Was the universe really this chaotic, that there were NO REAL ANSWERS? Or was there an order to the universe? Was there some kind of OBJECTIVE "Truth" by which the universe operated -- by which we were supposed to live?

A few years went by as I pondered this question, still believing that there was no God. Eventually I came to the conclusion that for the universe to have order and objective Truth, there had to be a God. But that was preposterous! How could there be a God? That was ridiculous!! I had long since given up on that idea!!

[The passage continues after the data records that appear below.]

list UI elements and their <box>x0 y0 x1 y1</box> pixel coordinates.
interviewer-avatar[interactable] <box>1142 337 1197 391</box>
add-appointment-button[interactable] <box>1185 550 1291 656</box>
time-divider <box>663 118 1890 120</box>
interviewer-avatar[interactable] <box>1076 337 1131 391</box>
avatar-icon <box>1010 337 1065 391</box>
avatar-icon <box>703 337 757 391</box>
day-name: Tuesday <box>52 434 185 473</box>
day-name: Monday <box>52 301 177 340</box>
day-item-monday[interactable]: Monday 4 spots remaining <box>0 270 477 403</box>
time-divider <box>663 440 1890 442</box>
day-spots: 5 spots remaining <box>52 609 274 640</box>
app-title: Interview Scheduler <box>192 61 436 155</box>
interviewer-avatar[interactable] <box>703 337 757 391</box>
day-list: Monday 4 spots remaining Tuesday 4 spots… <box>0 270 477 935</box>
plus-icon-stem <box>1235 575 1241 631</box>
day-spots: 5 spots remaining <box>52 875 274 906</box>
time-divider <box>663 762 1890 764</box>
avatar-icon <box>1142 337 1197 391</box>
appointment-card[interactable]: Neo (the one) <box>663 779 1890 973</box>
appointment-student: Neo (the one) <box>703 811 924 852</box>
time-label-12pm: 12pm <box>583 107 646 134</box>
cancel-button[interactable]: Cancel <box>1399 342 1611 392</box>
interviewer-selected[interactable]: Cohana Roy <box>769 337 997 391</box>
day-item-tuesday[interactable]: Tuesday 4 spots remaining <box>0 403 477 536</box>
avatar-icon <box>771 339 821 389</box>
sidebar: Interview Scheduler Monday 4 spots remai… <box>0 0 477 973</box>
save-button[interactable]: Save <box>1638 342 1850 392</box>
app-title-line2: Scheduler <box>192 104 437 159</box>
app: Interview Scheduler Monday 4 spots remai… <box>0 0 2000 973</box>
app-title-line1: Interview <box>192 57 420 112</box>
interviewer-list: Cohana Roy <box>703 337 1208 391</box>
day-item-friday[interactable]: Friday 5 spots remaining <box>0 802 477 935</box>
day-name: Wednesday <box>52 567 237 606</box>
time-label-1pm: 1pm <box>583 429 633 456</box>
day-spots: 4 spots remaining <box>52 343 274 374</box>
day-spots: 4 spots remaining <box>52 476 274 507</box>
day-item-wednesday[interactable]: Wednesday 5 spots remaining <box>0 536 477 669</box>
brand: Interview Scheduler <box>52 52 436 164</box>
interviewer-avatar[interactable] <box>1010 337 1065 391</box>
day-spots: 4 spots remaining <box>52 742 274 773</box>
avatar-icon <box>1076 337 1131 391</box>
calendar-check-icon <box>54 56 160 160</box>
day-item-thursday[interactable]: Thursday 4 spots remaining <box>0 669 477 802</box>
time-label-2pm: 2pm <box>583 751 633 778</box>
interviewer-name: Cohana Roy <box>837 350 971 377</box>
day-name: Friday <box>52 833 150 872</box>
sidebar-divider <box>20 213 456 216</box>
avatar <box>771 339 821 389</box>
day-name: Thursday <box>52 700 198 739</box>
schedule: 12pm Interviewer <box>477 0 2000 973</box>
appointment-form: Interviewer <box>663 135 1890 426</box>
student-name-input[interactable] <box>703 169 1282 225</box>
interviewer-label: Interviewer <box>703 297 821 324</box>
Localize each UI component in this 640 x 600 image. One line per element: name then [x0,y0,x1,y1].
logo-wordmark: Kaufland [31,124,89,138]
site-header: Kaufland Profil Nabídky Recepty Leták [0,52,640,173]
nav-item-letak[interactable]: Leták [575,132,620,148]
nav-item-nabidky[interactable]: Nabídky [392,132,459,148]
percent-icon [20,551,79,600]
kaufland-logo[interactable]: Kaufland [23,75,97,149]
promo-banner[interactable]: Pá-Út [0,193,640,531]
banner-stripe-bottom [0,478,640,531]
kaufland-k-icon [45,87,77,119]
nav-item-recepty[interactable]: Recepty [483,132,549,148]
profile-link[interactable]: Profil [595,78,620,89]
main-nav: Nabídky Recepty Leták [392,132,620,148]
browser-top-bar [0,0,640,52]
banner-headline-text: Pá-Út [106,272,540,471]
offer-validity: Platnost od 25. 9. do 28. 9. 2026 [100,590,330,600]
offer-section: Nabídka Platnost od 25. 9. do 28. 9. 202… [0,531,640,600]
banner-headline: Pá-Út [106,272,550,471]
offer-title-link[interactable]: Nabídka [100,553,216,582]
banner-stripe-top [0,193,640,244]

Until one day when this analogy came to my mind: A mother tells her son, "You won't get any dessert if you don't eat your vegetables." The son crosses his arms and defiantly says, "I don't believe you!" He refuses to eat the vegetables. The mother shrugs and says, "Okay. Your choice!" The son sits there at the table for a while, expecting his plate to be taken away and dessert to be placed in front of him. When he complains about being sent to bed without dessert, she says, "Look, those were the rules! Just because you chose not to believe them didn't make them any less true!"

I realized that IF there was one OBJECTIVE "Truth" in the universe (such as a God to create some kind of moral standard and deliver justice, for example), then my NOT believing in it didn't make it any LESS true.

Now let me make clear the fact that at this point, I didn't necessarily BELIEVE that there was one objective Truth -- I just reasoned that IF there was, then my denial of it didn't make it any less true. Which meant that I COULD be believing a LIE, or at the very best, a HALF-TRUTH. What I wanted, if there was such a thing, was TOTAL TRUTH. Which meant that, IF there WAS an objective Truth, then I should find out what it was!!

So one day, I decided that I was not going to put any restrictions on what "Truth" might be! I was not going to limit MYSELF by trying to dictate what Truth must or must not be. I was ready to put all of my own preconceived notions aside and genuinely wanted to know.

So I just sat down at my desk and "prayed." I just said, "Okay -- if there's a God out there, I want to know who You are. I don't care if You're Mohammed, or Buddha, or Jesus, or even Satan himself -- but if You exist, I want to KNOW you!"